Kokai: And when you say “scalable,” [you mean] that as you add more people, it could still work, but only up to a certain point.

Borders: That’s right, that’s right. At a certain point, you reach a critical mass of people engaging in certain kinds of relationships. For example, in clans, you could share — share and share alike. And you would hope that someone else would share back with you later if you were in a bad spot, for example, or you didn’t go on the hunt or whatever back in caveman days, or in tribal societies today. That is not a scalable arrangement. Whereas market arrangements of exchange, cooperation — good old Adam Smith — are scalable in the sense that market cooperation and exchange scales up much better than share-and-share-alike arrangements, for example.

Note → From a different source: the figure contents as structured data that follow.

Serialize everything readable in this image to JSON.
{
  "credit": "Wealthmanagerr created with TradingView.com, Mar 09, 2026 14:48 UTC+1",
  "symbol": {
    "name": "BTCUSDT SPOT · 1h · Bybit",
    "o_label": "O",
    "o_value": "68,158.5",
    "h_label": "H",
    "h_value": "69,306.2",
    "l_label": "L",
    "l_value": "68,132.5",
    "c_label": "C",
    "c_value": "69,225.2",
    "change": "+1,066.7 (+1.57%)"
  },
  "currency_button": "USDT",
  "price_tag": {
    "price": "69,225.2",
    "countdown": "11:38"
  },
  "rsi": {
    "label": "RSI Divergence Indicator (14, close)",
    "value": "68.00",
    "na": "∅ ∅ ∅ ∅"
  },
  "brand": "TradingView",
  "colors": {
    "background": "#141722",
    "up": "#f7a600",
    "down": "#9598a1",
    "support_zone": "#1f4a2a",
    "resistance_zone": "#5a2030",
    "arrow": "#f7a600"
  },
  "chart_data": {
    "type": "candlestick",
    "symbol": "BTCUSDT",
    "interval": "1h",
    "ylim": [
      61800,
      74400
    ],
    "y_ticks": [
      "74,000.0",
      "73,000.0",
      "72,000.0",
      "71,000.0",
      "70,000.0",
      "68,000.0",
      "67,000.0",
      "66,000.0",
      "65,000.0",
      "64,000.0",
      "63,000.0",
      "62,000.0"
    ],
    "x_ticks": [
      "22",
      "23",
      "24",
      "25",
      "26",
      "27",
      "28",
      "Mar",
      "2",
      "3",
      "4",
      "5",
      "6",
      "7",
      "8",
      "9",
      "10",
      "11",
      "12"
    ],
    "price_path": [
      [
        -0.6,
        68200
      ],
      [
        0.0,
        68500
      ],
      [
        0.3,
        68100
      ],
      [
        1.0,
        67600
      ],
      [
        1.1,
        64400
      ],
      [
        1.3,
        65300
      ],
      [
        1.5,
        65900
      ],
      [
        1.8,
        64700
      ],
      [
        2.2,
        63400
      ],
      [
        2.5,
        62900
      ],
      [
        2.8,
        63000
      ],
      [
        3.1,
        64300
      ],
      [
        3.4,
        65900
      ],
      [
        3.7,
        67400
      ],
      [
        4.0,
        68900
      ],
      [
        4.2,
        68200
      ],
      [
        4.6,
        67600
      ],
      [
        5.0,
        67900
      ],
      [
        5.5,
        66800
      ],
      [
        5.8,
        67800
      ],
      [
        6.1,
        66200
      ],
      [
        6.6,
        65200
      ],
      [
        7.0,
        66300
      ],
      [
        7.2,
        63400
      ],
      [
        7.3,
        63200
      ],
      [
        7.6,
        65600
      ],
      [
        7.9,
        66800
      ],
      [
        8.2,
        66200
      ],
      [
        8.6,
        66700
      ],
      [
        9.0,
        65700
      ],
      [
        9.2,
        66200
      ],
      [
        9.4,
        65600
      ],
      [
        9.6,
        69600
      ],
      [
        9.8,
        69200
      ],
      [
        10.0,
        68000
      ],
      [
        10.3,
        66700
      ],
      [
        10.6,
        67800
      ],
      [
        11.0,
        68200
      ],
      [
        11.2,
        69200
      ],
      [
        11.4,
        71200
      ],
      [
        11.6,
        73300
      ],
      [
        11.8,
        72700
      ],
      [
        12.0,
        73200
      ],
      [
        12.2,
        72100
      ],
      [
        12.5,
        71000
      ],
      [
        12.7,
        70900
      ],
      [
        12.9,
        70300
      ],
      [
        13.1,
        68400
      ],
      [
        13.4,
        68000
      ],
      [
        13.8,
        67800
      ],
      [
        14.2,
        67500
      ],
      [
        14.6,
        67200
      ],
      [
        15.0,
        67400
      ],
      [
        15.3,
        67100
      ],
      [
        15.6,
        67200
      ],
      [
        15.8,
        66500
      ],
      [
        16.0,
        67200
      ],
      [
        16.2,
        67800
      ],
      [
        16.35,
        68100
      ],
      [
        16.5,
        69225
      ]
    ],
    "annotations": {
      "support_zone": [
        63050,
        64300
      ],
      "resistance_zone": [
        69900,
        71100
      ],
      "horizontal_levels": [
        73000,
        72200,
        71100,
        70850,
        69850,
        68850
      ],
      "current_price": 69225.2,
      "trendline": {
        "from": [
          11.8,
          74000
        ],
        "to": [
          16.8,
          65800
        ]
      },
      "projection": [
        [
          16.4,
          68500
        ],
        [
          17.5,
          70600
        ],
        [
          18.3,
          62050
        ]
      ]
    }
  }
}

Kokai: So we’ve talked about some of the metaphors that don’t work. Let’s talk about one that you think probably works a little bit better for the way that we view our society, and that is “society as an ecosystem.” Why would that be a better metaphor?

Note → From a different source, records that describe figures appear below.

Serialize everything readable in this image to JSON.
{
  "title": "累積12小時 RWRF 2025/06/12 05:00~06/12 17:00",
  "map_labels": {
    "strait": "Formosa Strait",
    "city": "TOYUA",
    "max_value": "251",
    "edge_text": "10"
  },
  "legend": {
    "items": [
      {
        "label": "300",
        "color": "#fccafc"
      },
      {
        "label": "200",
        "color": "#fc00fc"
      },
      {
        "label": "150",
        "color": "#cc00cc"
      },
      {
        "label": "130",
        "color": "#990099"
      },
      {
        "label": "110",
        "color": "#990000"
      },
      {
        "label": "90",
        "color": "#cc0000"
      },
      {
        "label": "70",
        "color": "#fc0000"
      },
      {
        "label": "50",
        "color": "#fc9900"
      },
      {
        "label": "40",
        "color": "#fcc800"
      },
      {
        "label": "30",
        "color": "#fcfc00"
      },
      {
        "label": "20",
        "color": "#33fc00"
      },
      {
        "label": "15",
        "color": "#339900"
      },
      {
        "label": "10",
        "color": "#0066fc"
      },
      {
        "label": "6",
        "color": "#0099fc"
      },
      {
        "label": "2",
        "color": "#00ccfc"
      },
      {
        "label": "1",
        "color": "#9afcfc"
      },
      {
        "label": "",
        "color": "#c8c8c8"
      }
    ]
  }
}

Borders: Well, you know, folks may disagree with me on this, but I think this is the best metaphor because, well, for a number of reasons. In fact, in my talk, I enumerated 10, but let me just go over a couple of them. There is a phenomenon called complex adaptive systems. Now, this is just a fancy way of saying that there are systems that are extremely complex, in that their parts interact in a complicated way. But there is no designer. There is no engineer. There is nobody running the show like the guys behind the rheostat bank at Houston, say, when they’re going to launch the space shuttle. These are the kinds of systems that are very well-ordered, and they grow and change and adapt, but they don’t have somebody running the show. The sooner we think about getting away from this idea of having someone running the show, the freer and more prosperous we’ll be as a people. And, the less we’ll have politicians doing crazy things like they’ve done in the last stimulus bill, for example. Basically the idea boils down to this: We are a human ecosystem. We interact with each other as individuals at a very local level, and the knowledge it would take to fully understand this economic ecosystem is too vast for any person or group of people ever to know. And this is an insight given us a long time ago by F.A. Hayek — The Road to Serfdom — if you haven’t gotten that, go get it.

Kokai: Yes, it’s a great book. Some people may say, “You know, this is kind of interesting, but so what? Why do the metaphors matter?” From your vantage point as someone who has looked at these metaphors, why is it important that we use an appropriate metaphor, not one that doesn’t work, as we view how our society functions?

Borders: The more we use metaphors like “fix” and “run” and employ language about “priming the pump,” for example, that they used in the Great Depression to “fix” the economy — these kinds of ways of speaking are going to keep us trapped in a situation where we’re going to set ourselves up for failure over and over again. We are seeing the results of the failure of this metaphor right now for policies of President Obama and this current Congress. We’ve got to get away from this way of thinking. We’ve got to get back to the fundamental institutions that the framers and the founders of the republic intended. Because these are the rule sets that allow people to exchange freely. If we run into economic problems, that’s OK. Self-organizing systems, complex systems that I mentioned before, like ecosystems, they heal from within, and that’s what we need to do.